This remains true (with beloved exceptions) despite all of the intelligent pluralism of editors. They got to be editors because of their ability to present the richest and most literate versions of mainstream assumptions of reality. Otherwise they land on the “fringes,” like Chris Hedges and Noam Chomsky.
Where they belong, you interject, and have ample opportunity to address their following.
Naw. But I am not going to do what I would prescribe for every journalism teacher and media critic. Google Malcolm and Martin for the past year (or 10 or 40 if you have the time) and “Washington Post”.
Then tabulate relative frequencies. And if you want a PhD or something as a media critic, assemble a composite picture of each of these leaders, based on what you find. Or limit yourself to coverage for the year or two preceding each of these precious individual’s assassination.
I’ve done none of that. But once, while driving to Baltimore (where my friends the Women in Black march in the MLK parade) I listened to WPFW reading New York Times contemporaneous coverage of Martin. Makes you wonder what the Jerusalem Post would have thought of Jeremiah.
And I suspect that Malcolm-the-pimp-turned-rabble-rouser (vs.-Saint Martin) was a more prominent tale 1963-1970 than Alex Haley’s Autobiography of Malcolm X. Another challenge would be to see what – if anything – primary school administrators and their employees have made of Malcolm all these years.
It has taken 50 years, but maybe Krissah Thompson’s insightful and comprehensive Post piece would be a good starting point.

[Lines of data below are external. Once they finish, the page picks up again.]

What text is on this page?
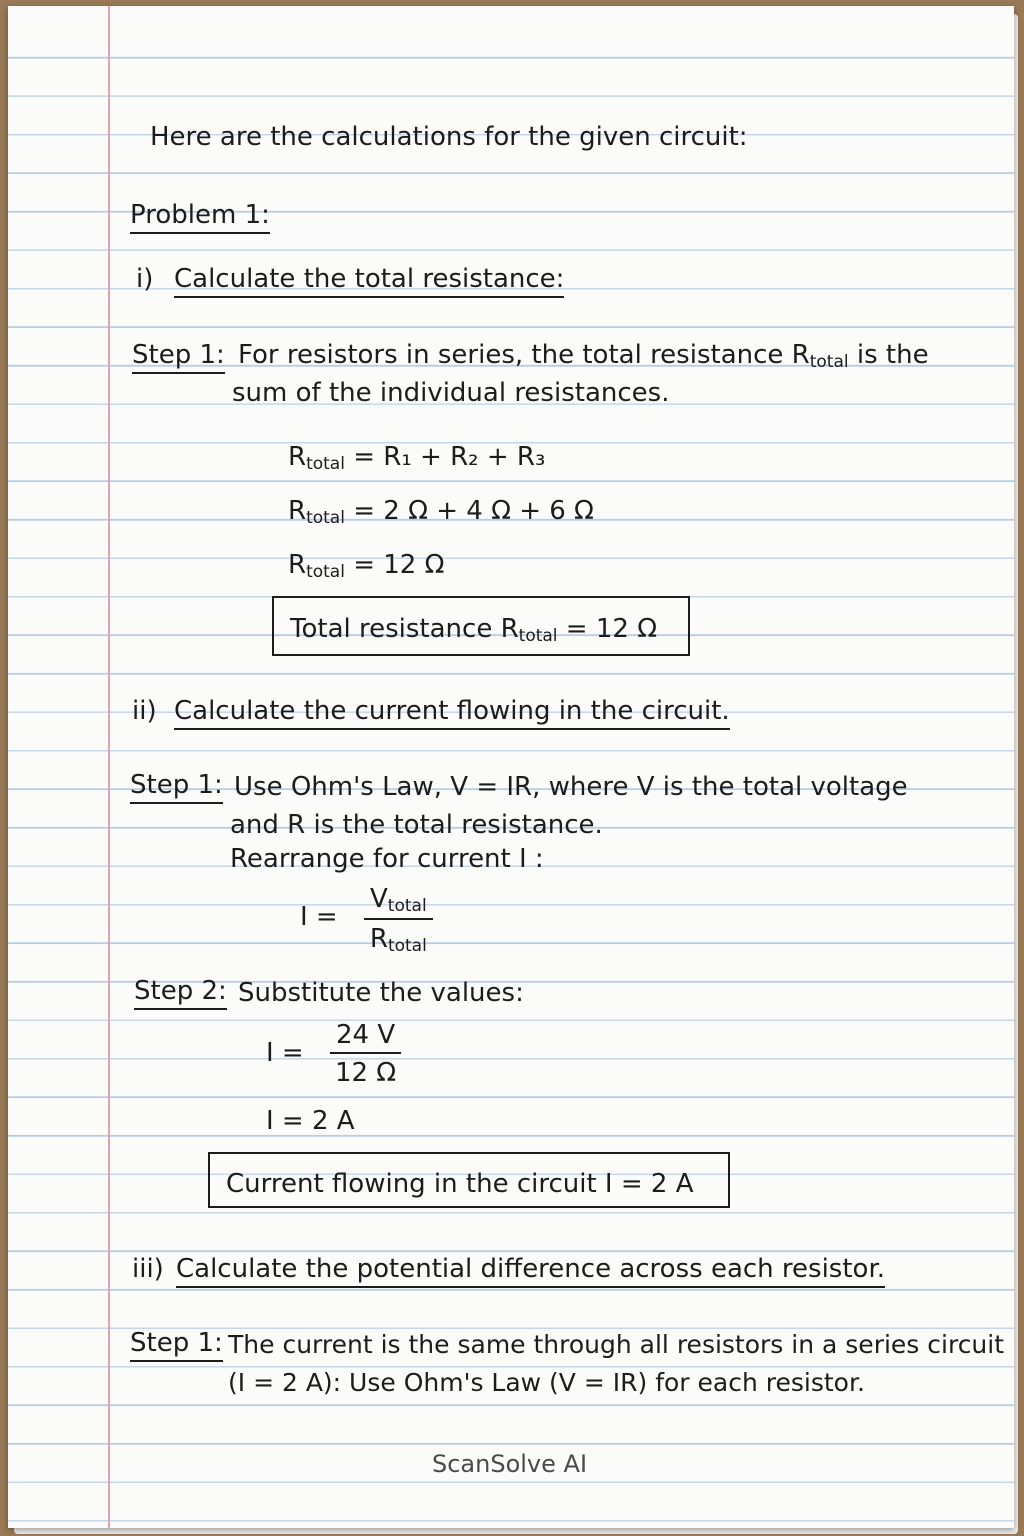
Here are the calculations for the given circuit:
Problem 1:
i) Calculate the total resistance:
Step 1: For resistors in series, the total resistance $R_{total}$ is the
sum of the individual resistances.
$R_{total} = R_1 + R_2 + R_3$
$R_{total} = 2$ Ω + 4 Ω + 6 Ω
$R_{total} = 12$ Ω
Total resistance $R_{total} = 12$ Ω
ii) Calculate the current flowing in the circuit.
Step 1: Use Ohm's Law, V = IR, where V is the total voltage
and R is the total resistance.
Rearrange for current I :
I =
$V_{total}$
$R_{total}$
Step 2: Substitute the values:
$I = \frac{24 V}{12 \Omega}$
I = 2 A
Current flowing in the circuit I = 2 A
iii) Calculate the potential difference across each resistor.
Step 1: The current is the same through all resistors in a series circuit
(I = 2 A): Use Ohm's Law (V = IR) for each resistor.
ScanSolve AI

And yes, your humble servant the present author, who became a ghetto schoolteacher in the 1990s when he was 47, should add Manning Marable’s biography of Malcolm to his already hopelessly long reading list.
I only wish that too much to read was our biggest problem. And when I say ‘our” I mean simultaneously some public intellectuals and academics, all teachers at all levels, and really, all the citizens of these United States – whether they have “stepped up” to what citizen means or not.